Sure, we should all be wary of autocratic influence over AI. But on the other hand the lower costs might enable more people to train their own custom models and be less dependent on censored models made by others.
So with DeepSeek i guess they in a way bursted the AI bubble and on the other hand enabled for AI to reach highs previously not imaginable. By building a competing solution that is much cheaper to build and operate, open source and that credits the authors by listing sources. Imagine the facepalm moments involved on when it comes to OpenAI and other western companies that claimed things like AI needs to be expensive, resource hungry and that it’s impossible to credit authors. China basically exposed an ongoing scam.
– “DeepSeek is Chinese, and that means censorship – the real kind – is a thing.”

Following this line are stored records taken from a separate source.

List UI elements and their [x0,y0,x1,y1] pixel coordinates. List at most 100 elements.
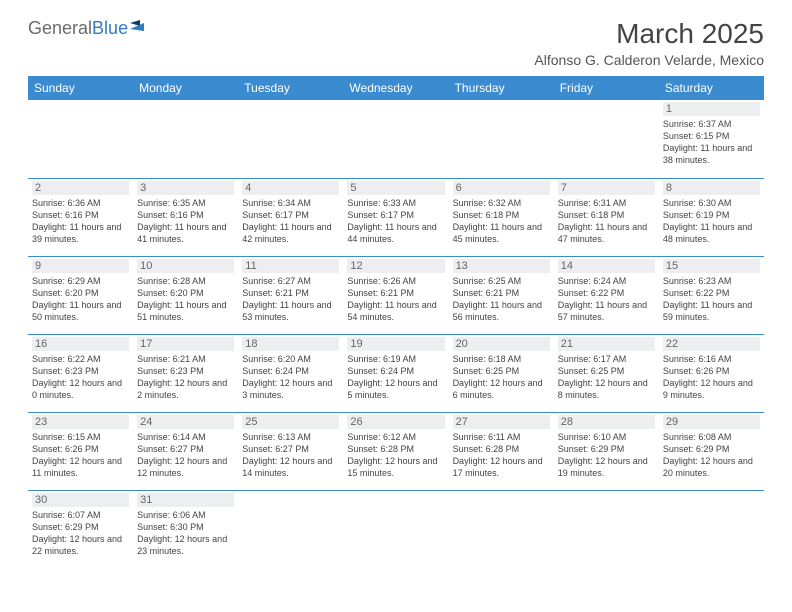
sunset-line: Sunset: 6:15 PM [663,130,760,142]
calendar-day: 2Sunrise: 6:36 AMSunset: 6:16 PMDaylight… [28,178,133,256]
day-details: Sunrise: 6:19 AMSunset: 6:24 PMDaylight:… [347,353,444,402]
logo-text-general: General [28,18,92,39]
sunset-line: Sunset: 6:30 PM [137,521,234,533]
sunrise-line: Sunrise: 6:19 AM [347,353,444,365]
daylight-line: Daylight: 11 hours and 47 minutes. [558,221,655,245]
daylight-line: Daylight: 12 hours and 6 minutes. [453,377,550,401]
sunset-line: Sunset: 6:27 PM [137,443,234,455]
day-details: Sunrise: 6:32 AMSunset: 6:18 PMDaylight:… [453,197,550,246]
calendar-day: 22 Sunrise: 6:16 AMSunset: 6:26 PMDayligh… [659,334,764,412]
calendar-day [659,490,764,568]
sunset-line: Sunset: 6:24 PM [242,365,339,377]
day-details: Sunrise: 6:10 AMSunset: 6:29 PMDaylight:… [558,431,655,480]
day-details: Sunrise: 6:11 AMSunset: 6:28 PMDaylight:… [453,431,550,480]
sunset-line: Sunset: 6:17 PM [347,209,444,221]
day-details: Sunrise: 6:33 AMSunset: 6:17 PMDaylight:… [347,197,444,246]
day-details: Sunrise: 6:24 AMSunset: 6:22 PMDaylight:… [558,275,655,324]
day-number: 27 [453,415,550,429]
sunrise-line: Sunrise: 6:35 AM [137,197,234,209]
day-header: Tuesday [238,76,343,100]
day-number: 20 [453,337,550,351]
calendar-week: 23Sunrise: 6:15 AMSunset: 6:26 PMDayligh… [28,412,764,490]
day-details: Sunrise: 6:37 AMSunset: 6:15 PMDaylight:… [663,118,760,167]
day-details: Sunrise: 6:12 AMSunset: 6:28 PMDaylight:… [347,431,444,480]
sunrise-line: Sunrise: 6:28 AM [137,275,234,287]
daylight-line: Daylight: 11 hours and 48 minutes. [663,221,760,245]
day-details: Sunrise: 6:16 AMSunset: 6:26 PMDaylight:… [663,353,760,402]
sunrise-line: Sunrise: 6:07 AM [32,509,129,521]
sunset-line: Sunset: 6:28 PM [347,443,444,455]
sunrise-line: Sunrise: 6:18 AM [453,353,550,365]
day-number: 22 [663,337,760,351]
daylight-line: Daylight: 12 hours and 3 minutes. [242,377,339,401]
calendar-day: 11Sunrise: 6:27 AMSunset: 6:21 PMDayligh… [238,256,343,334]
calendar-day [449,490,554,568]
calendar-day: 13Sunrise: 6:25 AMSunset: 6:21 PMDayligh… [449,256,554,334]
day-number: 21 [558,337,655,351]
calendar-day: 23Sunrise: 6:15 AMSunset: 6:26 PMDayligh… [28,412,133,490]
sunrise-line: Sunrise: 6:14 AM [137,431,234,443]
daylight-line: Daylight: 11 hours and 51 minutes. [137,299,234,323]
day-details: Sunrise: 6:27 AMSunset: 6:21 PMDaylight:… [242,275,339,324]
day-details: Sunrise: 6:21 AMSunset: 6:23 PMDaylight:… [137,353,234,402]
day-header: Friday [554,76,659,100]
daylight-line: Daylight: 11 hours and 57 minutes. [558,299,655,323]
day-details: Sunrise: 6:28 AMSunset: 6:20 PMDaylight:… [137,275,234,324]
sunrise-line: Sunrise: 6:11 AM [453,431,550,443]
sunrise-line: Sunrise: 6:30 AM [663,197,760,209]
daylight-line: Daylight: 12 hours and 14 minutes. [242,455,339,479]
calendar-day [238,490,343,568]
sunrise-line: Sunrise: 6:17 AM [558,353,655,365]
sunset-line: Sunset: 6:18 PM [453,209,550,221]
calendar-day: 18Sunrise: 6:20 AMSunset: 6:24 PMDayligh… [238,334,343,412]
logo: GeneralBlue [28,18,150,39]
calendar-day: 9Sunrise: 6:29 AMSunset: 6:20 PMDaylight… [28,256,133,334]
sunset-line: Sunset: 6:20 PM [137,287,234,299]
day-number: 8 [663,181,760,195]
sunset-line: Sunset: 6:19 PM [663,209,760,221]
calendar-day [133,100,238,178]
day-number: 15 [663,259,760,273]
calendar-day: 5Sunrise: 6:33 AMSunset: 6:17 PMDaylight… [343,178,448,256]
daylight-line: Daylight: 12 hours and 12 minutes. [137,455,234,479]
sunset-line: Sunset: 6:22 PM [663,287,760,299]
day-number: 6 [453,181,550,195]
sunset-line: Sunset: 6:27 PM [242,443,339,455]
day-number: 31 [137,493,234,507]
sunrise-line: Sunrise: 6:23 AM [663,275,760,287]
sunset-line: Sunset: 6:26 PM [663,365,760,377]
sunset-line: Sunset: 6:16 PM [32,209,129,221]
calendar-day: 26Sunrise: 6:12 AMSunset: 6:28 PMDayligh… [343,412,448,490]
day-number: 13 [453,259,550,273]
sunset-line: Sunset: 6:21 PM [453,287,550,299]
day-details: Sunrise: 6:06 AMSunset: 6:30 PMDaylight:… [137,509,234,558]
day-details: Sunrise: 6:15 AMSunset: 6:26 PMDaylight:… [32,431,129,480]
calendar-week: 9Sunrise: 6:29 AMSunset: 6:20 PMDaylight… [28,256,764,334]
sunrise-line: Sunrise: 6:20 AM [242,353,339,365]
day-details: Sunrise: 6:29 AMSunset: 6:20 PMDaylight:… [32,275,129,324]
daylight-line: Daylight: 12 hours and 0 minutes. [32,377,129,401]
calendar-day: 14Sunrise: 6:24 AMSunset: 6:22 PMDayligh… [554,256,659,334]
day-header: Thursday [449,76,554,100]
daylight-line: Daylight: 12 hours and 23 minutes. [137,533,234,557]
calendar-day [343,100,448,178]
calendar-week: 1Sunrise: 6:37 AMSunset: 6:15 PMDaylight… [28,100,764,178]
day-details: Sunrise: 6:14 AMSunset: 6:27 PMDaylight:… [137,431,234,480]
day-number: 2 [32,181,129,195]
calendar-day: 6 Sunrise: 6:32 AMSunset: 6:18 PMDaylight… [449,178,554,256]
day-details: Sunrise: 6:26 AMSunset: 6:21 PMDaylight:… [347,275,444,324]
sunrise-line: Sunrise: 6:22 AM [32,353,129,365]
daylight-line: Daylight: 12 hours and 11 minutes. [32,455,129,479]
daylight-line: Daylight: 11 hours and 54 minutes. [347,299,444,323]
sunrise-line: Sunrise: 6:33 AM [347,197,444,209]
sunrise-line: Sunrise: 6:08 AM [663,431,760,443]
sunset-line: Sunset: 6:29 PM [558,443,655,455]
sunrise-line: Sunrise: 6:25 AM [453,275,550,287]
sunrise-line: Sunrise: 6:10 AM [558,431,655,443]
daylight-line: Daylight: 12 hours and 15 minutes. [347,455,444,479]
day-details: Sunrise: 6:18 AMSunset: 6:25 PMDaylight:… [453,353,550,402]
sunset-line: Sunset: 6:21 PM [242,287,339,299]
day-number: 12 [347,259,444,273]
calendar-day [449,100,554,178]
day-number: 29 [663,415,760,429]
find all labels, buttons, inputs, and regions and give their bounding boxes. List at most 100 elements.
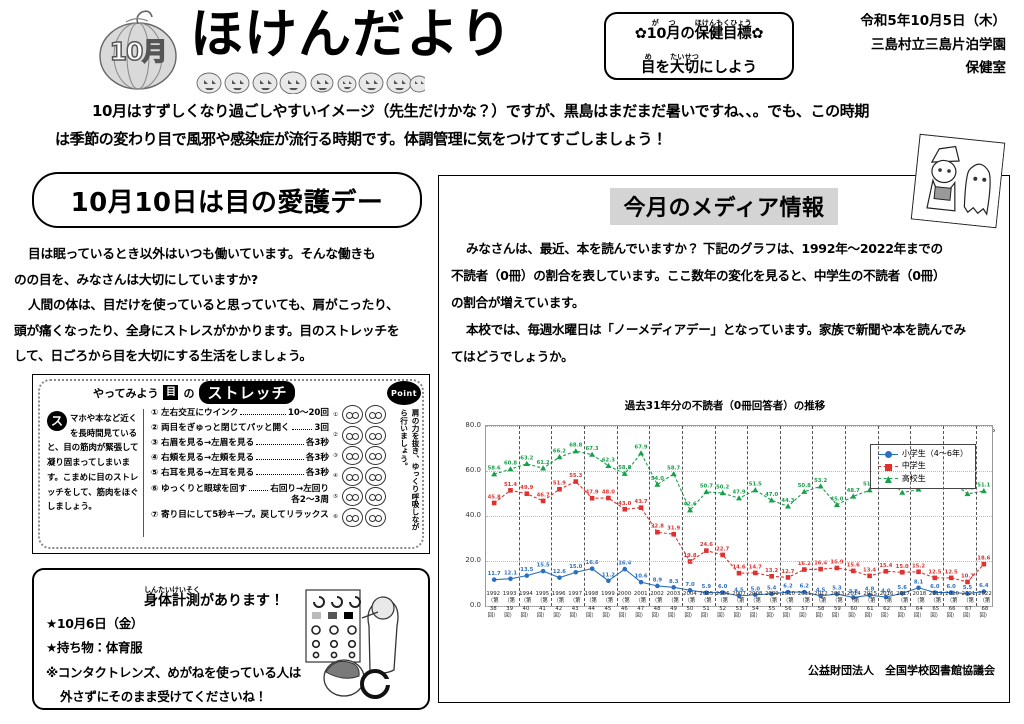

Like ChatGPT and other similar “western” AI apps don’t censor? Really? Give me a f***** break.
I don’t think Cowboys ever used the AI. Which country is “western” because I can’t find it on the world map ?
“To combat the China threat, we will impose 300% tariffs on open source.” -DJT
Yeah, after the “fair and balanced news” but not without one-sided censorship, now the “fair and competitive markets” but now without one-sided regulation. Who’re the commies again ?
Stock market is just doing stock market things. NVDA stock is correcting back up, now they realized that DeepSeek also uses NVDA gpus.
Ironically this proves that some of the paranoia by American administrations was sort of warranted. Huawei proved China was reaching parity in networking tech (esp wireless) and now DeepSeek is demonstrating China’s SW startup ecosystem is starting to reach parity as well.
It’s just that the US govt (and some of the industry lobbying groups) went about it rather daftly and there are cats that just can’t be put back into the bag, so you need to adapt to that new paradigm and profit from it.
DeepSeek is also proof that, unlike what some very uninformed opinions tend to assume, software optimization is still very much a thing,
Well for sure what the whole debacle with it’s oceans of shadenfreude unearthed is who is not on board as the US. A very useful knowledge for the new administration.